Is part-time work really the reason for the declining unemployment rate?

Today Bureau of Labor Statistics (BLS) announced unemployment numbers for September. Drop in unemployment rate stirred discussions as it makes Obama’s hand stronger in the presidential race. Some went as far as calling the numbers massaged[1] but majority of the skeptics claimed that the decline was due to increase in part-time jobs[2] and as part-time jobs get cut first when economic conditions worsen “It’s an employment recovery built on thin ice[3]”.

Let’s look at some of the claims and the data

According to Bloomberg Business Week “Some 582,000 more Americans, the most since February 2009, were working part-time last month because of slack business conditions or because those jobs were the only work they could find, according to Labor Department estimates.”

Labor Department estimates tell a different story. According to the data, 657,000 fewer Americans were working part-time for what BLS calls “economic reasons” in September 2012 compared to September 2011 and it was certainly not the most since February 2009.

According to Boston Globe, upon release of BLS data, John E. Silvia, chief economist for Wells Fargo & Co. said “September’s rise in part-time employment was due to college students returning to school and taking part-time jobs.” and it was the gain in part-time work that pushed U.S. jobless rate down.

According to the data, part-time jobs (secondary axis) are in decline in the past few months following a sharp increase between February and April. There’s a clear increase in full-time jobs (primary axis) in the recent months. Looking at this graph, it is hard to attribute the unemployment rate drop between August and September to part-time jobs.


So at least based on BLS household survey data, unemployment rate drop in the last two months is clearly because of the increasing number of full-time jobs. However to understand unemployment, it is important to look at how the rates are calculated.

The Labor Department uses two surveys, one to estimate payroll employment, and the other of households, to estimate unemployment. They both have their shortcomings and don’t always correlate with each other.

Household Survey, involving just 60,000 households, is subject to a relatively large sampling error.  Also in this survey, if a person has worked just one hour, they are counted as employed. Even people who did unpaid work in a family-owned enterprise (as long as it is more than 15 hours) are classified as employed. The payroll survey sample does not include new firms immediately. They are incorporated with a lag.

Another issue is the definition of labor force. Labor force measures are based on the civilian non-institutional population 16 years old and over and is made up of the employed and the unemployed.
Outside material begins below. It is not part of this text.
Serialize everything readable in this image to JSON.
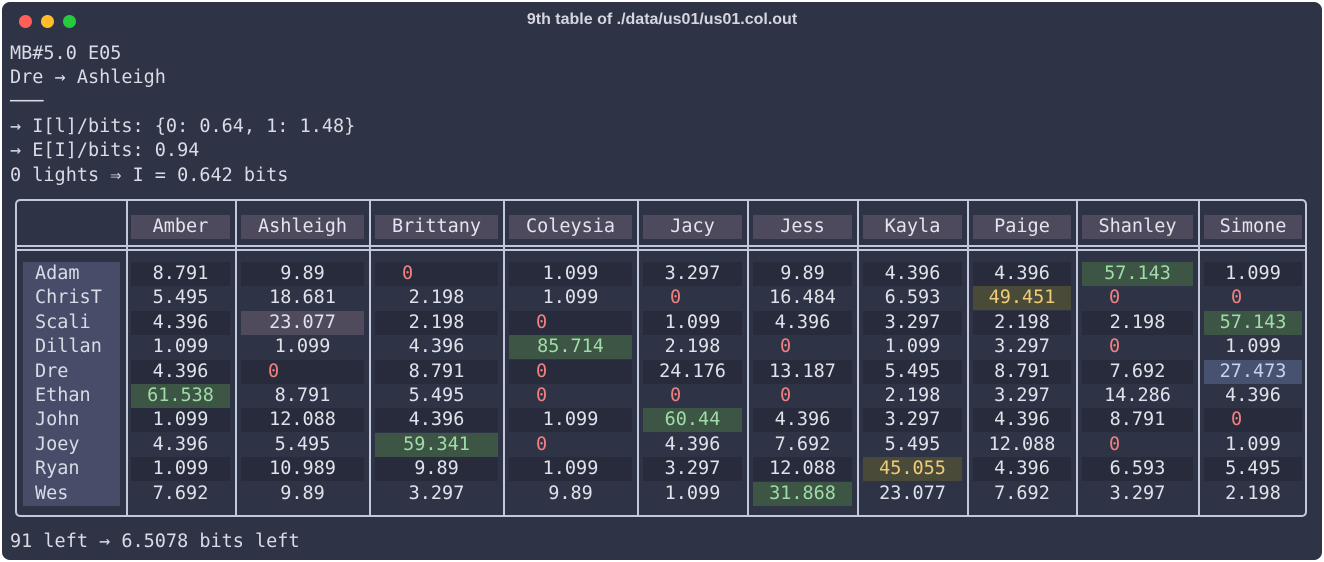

Persons are classified as “not in the labor force” if they do not have a job, and have not actively looked for work in the prior 4 weeks of the survey. So it is very easy to be unemployed but not counted as such.

Since U3 is how “official” unemployment rate has been calculated for years, people often refer to the changes of this parameter over time when they talk about unemployment. It makes sense for an apples-to-apples comparison, but there are other approaches considered to be closer to real unemployment such as U6. U6 considers involuntary part-time workers (those who took part-time jobs because they couldn’t find full time jobs) and marginally attached/discouraged workers (unemployed people who haven’t searched for jobs in more than 4 weeks) as part of unemployed labor force.


With either approach, unemployment appears to be in decline while with U6 we observe a considerably higher unemployment rate.


Looking at interest in the terms such as food stamps and part time jobs on Google, it is hard to talk about a recovery yet. Maybe U3 needs some criticism after all.